Gio, 05/07/2020 - 09:20

Se il nostro comportamento risulterà essere troppo “allegro” in questi giorni di riapertura – seppur graduale – del Paese dopo il lockdown imposto dal nuovo coronavirus, il rischio di una nuova ondata di contagi è molto alto. Gli esperti lo ripetono da giorni: non bisogna abbassare la guardia. «Non c’è stato nessun ‘rompete le righe’», afferma Paolo Ascierto, direttore dell’Unità di Oncologia, Immunoterapia oncologica e Terapie innovative dell’Istituto Nazionale dei Tumori “G. Pascale” di Napoli, il primo a utilizzare il farmaco anti-artrite reumatoide (il tocilizumab) nel trattamento della polmonite interstiziale da Covid-19. A fargli eco diversi esperti del settore ma anche docenti, che in un documento sottoscritto da Lettera 150, l’associazione che riunisce 150 accademici sostenitori della riapertura in sicurezza dopo il lockdown, parlano di «rischi grandissimi».

“Poco tempo e rischi grandissimi”

Nella lettera, firmata tra gli altri dall’immunologo Andrea Crisanti dell’Università di Padova, dal sociologo e politologo Luca Ricolfi, presidente della Fondazione David Hume, e dal giurista Giuseppe Valditara dell’Università di Torino, gli accademici chiedono la somministrazione di tamponi a tappeto a tutta la popolazione per proseguire la fase 2 in sicurezza e salvare il Paese da una seconda quarantena, cui si dovrebbe ricorrere nel caso di un nuovo aumento importante del numero di contagi. «Se vogliamo che la imminente riapertura non sia effimera, se vogliamo evitare la chiusura di centinaia di migliaia di aziende, se vogliamo che milioni di lavoratori non perdano il posto di lavoro, occorre cambiare rotta. Bisogna iniziare subito a fare tamponi di massa. È ora di agire – scrivono i firmatari – perché il tempo è poco e i rischi sono grandissimi». 

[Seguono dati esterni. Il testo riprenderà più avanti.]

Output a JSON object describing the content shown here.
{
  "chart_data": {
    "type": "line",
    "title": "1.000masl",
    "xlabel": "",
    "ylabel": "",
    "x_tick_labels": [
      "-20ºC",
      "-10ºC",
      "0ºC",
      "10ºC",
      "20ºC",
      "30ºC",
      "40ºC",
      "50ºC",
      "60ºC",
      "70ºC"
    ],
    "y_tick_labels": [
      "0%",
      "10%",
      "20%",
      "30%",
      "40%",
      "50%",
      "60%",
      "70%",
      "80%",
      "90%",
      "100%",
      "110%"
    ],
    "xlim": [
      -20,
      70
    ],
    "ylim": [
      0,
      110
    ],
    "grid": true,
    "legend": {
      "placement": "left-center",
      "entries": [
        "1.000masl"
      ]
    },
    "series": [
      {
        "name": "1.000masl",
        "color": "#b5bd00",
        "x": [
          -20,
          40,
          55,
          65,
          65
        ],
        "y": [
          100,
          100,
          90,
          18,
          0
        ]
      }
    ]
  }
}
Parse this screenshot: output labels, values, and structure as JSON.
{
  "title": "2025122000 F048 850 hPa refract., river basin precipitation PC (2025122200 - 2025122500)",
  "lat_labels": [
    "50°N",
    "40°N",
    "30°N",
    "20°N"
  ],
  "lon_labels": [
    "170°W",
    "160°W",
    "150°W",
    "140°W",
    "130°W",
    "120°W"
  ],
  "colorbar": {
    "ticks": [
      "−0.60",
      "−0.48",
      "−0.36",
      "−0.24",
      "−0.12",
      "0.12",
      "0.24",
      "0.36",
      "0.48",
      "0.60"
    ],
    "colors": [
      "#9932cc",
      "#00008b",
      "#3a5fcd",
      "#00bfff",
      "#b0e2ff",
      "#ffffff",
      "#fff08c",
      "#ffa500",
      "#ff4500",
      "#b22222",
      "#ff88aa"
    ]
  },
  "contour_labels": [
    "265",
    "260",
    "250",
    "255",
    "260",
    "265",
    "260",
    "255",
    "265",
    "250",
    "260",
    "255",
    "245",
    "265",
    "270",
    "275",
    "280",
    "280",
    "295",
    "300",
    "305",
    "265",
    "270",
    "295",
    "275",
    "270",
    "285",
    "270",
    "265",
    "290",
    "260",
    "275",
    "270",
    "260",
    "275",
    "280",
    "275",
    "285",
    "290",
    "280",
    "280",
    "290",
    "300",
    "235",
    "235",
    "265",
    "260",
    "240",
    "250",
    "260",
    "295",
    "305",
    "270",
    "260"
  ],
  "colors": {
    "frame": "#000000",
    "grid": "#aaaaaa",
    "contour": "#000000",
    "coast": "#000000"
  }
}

Individuare gli asintomatici

Effettuare tamponi a tappeto significa riuscire a identificare anche i casi asintomatici, passo fondamentale per bloccare l’epidemia dato che, secondo gli studi effettuati a Vo’ Euganeo (Padova), il paese di tremila abitanti  primo focolaio italiano del Covid-19 insieme a Codogno (Lodi), quasi la metà delle persone infettate dal nuovo coronavirus è risultata essere asintomatica, rappresentando un’importante fonte di contagio. Secondo gli esperti, dunque, durante la fase 2, quella della “riapertura” e della convivenza col virus, è fondamentale identificare e tracciare i nuovi focolai di contagio. Cercando di individuare quindi anche i portatori inconsapevoli dell’infezione: gli asintomatici.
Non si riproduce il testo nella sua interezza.